Employees earn points for activities and actions that can have a significant impact on an individual’s health, including filling prescriptions at a pharmacy or checking blood sugar for a diabetic, he says.

“We see a lot of employers offering a lot of ‘things and stuff’ in a wellness program and they are very content-rich wellness programs, but with low participation rates,” Anders adds. “What we’ve learned is that people don’t necessarily do what you expect. They do what you inspect.”

In the future, Mayer says, HealthJibe will evolve as a platform to transmit the rewards information through a benefits administration system or payroll system, so that payroll deductions or incentives can be administered seamlessly with no additional work by the employer’s HR department.
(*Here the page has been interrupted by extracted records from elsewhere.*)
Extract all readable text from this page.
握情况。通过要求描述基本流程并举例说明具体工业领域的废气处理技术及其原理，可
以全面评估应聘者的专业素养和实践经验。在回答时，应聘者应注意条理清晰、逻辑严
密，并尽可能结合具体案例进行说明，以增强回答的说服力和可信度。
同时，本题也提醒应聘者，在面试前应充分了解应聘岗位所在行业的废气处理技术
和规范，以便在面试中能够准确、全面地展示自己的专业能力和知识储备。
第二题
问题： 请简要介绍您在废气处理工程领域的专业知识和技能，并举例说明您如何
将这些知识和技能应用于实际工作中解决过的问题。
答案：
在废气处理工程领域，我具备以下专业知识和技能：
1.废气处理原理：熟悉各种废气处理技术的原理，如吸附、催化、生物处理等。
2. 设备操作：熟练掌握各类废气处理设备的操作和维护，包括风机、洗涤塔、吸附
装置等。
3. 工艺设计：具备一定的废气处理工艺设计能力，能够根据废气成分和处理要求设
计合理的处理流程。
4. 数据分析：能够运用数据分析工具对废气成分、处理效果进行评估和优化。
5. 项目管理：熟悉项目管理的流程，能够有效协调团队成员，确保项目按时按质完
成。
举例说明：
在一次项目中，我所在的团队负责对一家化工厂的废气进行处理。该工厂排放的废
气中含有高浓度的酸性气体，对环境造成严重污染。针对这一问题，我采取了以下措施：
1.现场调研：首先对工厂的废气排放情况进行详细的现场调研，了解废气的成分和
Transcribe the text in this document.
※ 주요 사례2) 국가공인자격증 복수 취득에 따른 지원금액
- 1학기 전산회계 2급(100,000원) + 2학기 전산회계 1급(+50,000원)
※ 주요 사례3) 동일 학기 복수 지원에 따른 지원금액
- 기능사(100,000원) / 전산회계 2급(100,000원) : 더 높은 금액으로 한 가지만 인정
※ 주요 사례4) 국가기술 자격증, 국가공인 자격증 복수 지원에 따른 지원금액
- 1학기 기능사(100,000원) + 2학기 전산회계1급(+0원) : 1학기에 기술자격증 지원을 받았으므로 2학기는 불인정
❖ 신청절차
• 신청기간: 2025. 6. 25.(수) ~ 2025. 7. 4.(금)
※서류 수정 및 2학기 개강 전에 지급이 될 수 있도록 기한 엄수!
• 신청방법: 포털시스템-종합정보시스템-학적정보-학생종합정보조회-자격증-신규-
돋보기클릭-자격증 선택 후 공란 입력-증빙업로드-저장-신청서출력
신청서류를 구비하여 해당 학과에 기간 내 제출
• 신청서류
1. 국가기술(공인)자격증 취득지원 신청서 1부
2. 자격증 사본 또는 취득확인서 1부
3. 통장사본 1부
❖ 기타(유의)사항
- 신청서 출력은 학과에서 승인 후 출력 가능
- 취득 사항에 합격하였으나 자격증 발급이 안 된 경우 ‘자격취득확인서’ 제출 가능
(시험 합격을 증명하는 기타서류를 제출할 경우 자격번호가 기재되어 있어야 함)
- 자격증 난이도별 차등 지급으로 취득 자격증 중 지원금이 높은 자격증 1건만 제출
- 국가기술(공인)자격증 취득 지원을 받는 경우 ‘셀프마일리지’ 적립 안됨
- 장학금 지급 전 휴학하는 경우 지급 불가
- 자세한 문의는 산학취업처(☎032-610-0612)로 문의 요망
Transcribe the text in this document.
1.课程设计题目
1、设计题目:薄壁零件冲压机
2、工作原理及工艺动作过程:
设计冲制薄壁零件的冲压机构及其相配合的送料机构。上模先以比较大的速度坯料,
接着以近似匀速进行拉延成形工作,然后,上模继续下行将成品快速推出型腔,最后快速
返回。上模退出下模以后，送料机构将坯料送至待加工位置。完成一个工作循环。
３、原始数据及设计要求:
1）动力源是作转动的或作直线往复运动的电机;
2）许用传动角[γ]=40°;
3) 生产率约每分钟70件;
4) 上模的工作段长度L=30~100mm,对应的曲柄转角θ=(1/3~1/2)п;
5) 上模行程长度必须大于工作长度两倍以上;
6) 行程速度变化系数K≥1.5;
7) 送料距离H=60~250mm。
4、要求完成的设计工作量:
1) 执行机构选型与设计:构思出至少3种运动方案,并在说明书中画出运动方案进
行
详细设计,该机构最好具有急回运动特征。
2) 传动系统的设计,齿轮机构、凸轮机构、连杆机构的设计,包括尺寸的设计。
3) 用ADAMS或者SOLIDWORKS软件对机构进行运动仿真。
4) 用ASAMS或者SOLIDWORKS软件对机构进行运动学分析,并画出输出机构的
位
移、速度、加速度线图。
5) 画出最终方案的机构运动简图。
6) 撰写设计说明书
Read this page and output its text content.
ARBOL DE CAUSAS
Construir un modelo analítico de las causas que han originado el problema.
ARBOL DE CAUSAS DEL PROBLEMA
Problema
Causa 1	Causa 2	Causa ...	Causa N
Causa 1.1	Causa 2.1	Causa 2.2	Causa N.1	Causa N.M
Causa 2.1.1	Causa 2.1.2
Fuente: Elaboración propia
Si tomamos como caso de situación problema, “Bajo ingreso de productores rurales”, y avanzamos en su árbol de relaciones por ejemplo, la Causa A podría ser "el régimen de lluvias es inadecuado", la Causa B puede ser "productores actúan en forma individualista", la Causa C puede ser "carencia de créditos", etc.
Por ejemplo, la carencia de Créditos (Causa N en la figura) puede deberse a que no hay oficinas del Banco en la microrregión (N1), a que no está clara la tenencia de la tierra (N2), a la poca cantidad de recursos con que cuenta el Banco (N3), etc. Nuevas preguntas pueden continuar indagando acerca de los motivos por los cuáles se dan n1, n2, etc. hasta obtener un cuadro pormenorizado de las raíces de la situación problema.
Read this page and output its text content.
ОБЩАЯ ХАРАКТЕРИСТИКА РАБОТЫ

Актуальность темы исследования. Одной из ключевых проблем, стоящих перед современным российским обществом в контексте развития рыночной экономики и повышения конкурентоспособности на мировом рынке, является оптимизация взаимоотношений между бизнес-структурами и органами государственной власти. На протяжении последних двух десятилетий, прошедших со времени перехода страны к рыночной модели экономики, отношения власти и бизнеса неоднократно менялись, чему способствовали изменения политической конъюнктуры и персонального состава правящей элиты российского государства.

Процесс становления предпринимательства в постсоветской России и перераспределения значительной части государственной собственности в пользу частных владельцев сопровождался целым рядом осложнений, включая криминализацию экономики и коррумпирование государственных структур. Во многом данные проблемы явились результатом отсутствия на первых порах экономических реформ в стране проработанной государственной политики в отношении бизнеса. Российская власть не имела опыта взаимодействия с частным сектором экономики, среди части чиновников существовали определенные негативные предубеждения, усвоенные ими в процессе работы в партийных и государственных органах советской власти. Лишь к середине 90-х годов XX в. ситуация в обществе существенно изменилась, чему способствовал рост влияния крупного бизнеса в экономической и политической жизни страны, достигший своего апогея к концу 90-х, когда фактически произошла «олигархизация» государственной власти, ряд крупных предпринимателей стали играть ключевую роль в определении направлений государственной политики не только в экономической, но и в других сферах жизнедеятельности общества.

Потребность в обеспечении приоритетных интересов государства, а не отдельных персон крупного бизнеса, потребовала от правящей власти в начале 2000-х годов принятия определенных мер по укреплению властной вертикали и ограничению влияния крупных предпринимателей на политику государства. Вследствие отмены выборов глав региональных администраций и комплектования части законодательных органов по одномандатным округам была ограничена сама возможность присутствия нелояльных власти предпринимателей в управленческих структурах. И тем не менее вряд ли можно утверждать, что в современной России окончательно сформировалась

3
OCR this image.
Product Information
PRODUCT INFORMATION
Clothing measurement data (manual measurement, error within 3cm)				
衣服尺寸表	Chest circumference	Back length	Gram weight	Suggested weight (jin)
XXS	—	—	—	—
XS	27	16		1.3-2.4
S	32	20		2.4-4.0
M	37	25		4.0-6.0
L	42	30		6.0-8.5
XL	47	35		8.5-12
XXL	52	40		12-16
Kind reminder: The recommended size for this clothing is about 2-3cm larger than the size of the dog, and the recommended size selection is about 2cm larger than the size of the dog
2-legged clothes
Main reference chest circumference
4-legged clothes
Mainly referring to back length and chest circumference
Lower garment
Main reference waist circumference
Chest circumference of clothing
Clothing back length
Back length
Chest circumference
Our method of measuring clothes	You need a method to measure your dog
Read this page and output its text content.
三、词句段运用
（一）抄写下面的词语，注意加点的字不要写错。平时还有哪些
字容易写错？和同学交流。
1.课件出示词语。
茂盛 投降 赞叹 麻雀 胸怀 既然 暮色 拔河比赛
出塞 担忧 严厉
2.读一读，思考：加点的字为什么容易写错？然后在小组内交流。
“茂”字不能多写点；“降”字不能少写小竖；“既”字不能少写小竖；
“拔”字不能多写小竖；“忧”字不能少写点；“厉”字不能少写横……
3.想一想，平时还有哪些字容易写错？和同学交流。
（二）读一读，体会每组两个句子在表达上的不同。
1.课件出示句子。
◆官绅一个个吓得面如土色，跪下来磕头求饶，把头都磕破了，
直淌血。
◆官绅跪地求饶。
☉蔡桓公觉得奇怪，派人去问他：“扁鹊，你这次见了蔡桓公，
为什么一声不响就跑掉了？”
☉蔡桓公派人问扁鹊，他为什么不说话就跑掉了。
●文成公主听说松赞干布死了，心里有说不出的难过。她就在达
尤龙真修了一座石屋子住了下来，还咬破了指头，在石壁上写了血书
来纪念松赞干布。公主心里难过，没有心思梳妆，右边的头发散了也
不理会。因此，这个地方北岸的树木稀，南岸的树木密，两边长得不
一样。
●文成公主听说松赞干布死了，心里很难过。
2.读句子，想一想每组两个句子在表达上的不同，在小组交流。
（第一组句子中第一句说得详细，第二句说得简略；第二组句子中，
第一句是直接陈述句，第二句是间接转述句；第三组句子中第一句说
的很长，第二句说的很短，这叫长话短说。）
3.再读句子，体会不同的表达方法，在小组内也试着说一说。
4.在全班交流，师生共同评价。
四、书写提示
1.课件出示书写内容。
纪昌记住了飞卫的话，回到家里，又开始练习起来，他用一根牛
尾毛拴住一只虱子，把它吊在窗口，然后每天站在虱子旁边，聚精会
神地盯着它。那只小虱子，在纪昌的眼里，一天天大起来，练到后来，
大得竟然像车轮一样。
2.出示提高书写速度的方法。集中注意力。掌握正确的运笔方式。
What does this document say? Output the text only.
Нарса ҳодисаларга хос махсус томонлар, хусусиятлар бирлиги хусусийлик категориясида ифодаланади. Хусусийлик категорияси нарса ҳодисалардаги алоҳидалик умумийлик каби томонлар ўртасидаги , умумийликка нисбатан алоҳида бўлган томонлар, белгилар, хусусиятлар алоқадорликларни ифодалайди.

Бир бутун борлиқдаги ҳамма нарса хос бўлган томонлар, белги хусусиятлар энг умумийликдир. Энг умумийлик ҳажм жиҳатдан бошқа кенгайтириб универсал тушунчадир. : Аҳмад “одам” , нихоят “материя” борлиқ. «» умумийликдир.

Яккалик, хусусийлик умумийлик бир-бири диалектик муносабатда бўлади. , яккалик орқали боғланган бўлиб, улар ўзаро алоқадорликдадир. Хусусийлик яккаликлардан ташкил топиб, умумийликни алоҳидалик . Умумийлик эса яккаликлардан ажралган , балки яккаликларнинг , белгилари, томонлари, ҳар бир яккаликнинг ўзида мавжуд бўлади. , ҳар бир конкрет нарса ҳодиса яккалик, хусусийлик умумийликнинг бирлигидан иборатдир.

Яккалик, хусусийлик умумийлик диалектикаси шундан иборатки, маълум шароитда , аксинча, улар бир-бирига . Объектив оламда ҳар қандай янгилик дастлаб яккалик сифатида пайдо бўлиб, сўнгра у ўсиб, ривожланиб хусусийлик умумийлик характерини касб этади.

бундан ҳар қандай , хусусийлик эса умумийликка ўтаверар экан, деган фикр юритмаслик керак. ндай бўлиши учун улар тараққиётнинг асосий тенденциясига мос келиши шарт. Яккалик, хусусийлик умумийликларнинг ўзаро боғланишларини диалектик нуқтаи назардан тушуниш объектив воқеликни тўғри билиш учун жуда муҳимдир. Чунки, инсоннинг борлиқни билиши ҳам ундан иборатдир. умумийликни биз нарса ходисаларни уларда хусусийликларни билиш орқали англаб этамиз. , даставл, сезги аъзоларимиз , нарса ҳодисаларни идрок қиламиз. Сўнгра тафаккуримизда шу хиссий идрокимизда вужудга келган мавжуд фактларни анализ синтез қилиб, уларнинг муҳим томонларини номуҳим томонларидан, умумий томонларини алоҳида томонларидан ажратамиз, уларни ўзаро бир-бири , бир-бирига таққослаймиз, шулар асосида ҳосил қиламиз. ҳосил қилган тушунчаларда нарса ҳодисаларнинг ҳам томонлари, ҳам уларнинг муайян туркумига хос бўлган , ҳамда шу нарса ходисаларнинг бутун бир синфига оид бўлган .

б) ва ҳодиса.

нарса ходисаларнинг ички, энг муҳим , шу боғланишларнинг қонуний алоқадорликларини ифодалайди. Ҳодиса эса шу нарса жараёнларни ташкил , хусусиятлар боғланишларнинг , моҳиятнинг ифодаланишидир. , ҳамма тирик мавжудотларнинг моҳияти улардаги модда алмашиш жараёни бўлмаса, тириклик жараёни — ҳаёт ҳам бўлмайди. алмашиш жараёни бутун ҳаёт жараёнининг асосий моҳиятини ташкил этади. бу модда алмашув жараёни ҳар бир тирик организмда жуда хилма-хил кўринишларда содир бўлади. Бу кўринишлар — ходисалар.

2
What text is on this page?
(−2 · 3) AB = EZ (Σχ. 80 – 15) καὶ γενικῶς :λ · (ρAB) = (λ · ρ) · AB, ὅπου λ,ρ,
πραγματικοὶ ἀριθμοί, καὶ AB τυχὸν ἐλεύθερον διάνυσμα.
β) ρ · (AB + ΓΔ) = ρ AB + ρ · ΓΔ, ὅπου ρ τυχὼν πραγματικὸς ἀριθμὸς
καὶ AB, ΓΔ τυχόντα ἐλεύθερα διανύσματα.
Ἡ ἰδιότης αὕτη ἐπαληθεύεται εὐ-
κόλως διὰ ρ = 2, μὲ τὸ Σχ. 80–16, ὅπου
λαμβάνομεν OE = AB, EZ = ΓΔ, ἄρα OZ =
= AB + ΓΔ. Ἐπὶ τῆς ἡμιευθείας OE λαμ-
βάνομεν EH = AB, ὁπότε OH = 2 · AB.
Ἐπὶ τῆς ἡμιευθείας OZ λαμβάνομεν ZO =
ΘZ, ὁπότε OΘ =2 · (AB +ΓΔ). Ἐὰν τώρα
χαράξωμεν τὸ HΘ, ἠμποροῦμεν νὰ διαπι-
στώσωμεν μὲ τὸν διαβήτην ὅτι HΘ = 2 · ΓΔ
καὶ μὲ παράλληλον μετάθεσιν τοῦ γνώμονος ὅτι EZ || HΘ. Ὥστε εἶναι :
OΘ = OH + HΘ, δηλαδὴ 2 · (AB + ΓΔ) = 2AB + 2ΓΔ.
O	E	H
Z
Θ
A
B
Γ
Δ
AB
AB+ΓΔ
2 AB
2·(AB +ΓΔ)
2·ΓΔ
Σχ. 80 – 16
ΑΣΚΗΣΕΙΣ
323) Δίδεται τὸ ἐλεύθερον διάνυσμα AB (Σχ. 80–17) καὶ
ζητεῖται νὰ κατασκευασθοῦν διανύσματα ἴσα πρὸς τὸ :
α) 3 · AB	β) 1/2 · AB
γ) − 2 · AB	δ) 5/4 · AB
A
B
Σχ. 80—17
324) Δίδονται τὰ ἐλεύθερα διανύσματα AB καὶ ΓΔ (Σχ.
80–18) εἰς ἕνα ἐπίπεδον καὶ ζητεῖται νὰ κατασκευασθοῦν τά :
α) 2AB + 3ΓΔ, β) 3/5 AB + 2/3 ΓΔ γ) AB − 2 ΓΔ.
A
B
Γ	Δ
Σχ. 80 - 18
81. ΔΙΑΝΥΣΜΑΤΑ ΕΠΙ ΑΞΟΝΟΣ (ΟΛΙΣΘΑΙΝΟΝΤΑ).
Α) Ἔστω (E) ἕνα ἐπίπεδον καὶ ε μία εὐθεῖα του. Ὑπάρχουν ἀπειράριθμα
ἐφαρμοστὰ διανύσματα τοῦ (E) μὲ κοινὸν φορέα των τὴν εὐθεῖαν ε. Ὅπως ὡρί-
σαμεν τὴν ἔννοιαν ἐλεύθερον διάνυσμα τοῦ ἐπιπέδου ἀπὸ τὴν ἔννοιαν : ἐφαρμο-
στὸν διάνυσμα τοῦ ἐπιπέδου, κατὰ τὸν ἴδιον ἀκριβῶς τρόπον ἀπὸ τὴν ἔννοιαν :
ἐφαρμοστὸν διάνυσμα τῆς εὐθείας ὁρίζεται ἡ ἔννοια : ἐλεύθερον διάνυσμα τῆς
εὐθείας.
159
DHI is also looking into a tie-in with an HSA administrator to allow for incentives to be distributed directly into an employee’s HSA, according to Anders.

A brave new world

Blonchek says incentivizing risk mitigation in this way should be a focus for all employers hoping to cut health care costs — and the benefit advisers who hope to serve them.

“The aspect of brokers in the new world is less about leading employers to public or private exchanges and more so about identifying, managing, mitigating, reducing or stabilizing risk,” he says, adding that the most effective way to do so is through economic incentives for employees.

“While some employees might find it invasive in the very beginning, we’re really trying to help them put a value on their health that they may not do on their own,” Blonchek says. “It’s about telling them that their employer can only manage health care cost to the extent with which they understand their risk. So, if you’re not accessing the system and you’re not generating claims for any type of forensic analysis, but you have high cholesterol, how does that help manage risk? We’re not going to know about it until you’re whisked away in an ambulance.”

Committing employers to the use of a new technology or program such as HealthJibe can be a difficult sell, considering many don’t want to upset their employee base. But, Mayer says the return on investment is there for those employers willing to dive in. 

“There are a lot of employers that are fearful of backlash for any change, because people don’t like change, especially with technology and how quickly technology moves and new methodologies and new ways of thinking can come about,” says Mayer. “A lot of the time, the employer will try to ease their way into a wellness program or complete a participatory model, in which the incentives are much less tangible, based on the fact that they’re trying not to upset the apple cart. But unless there’s top-down buy-in … employers are not going to get the results that they want by easing into it. If the employer is not committed to it, why would the employee be committed to it?”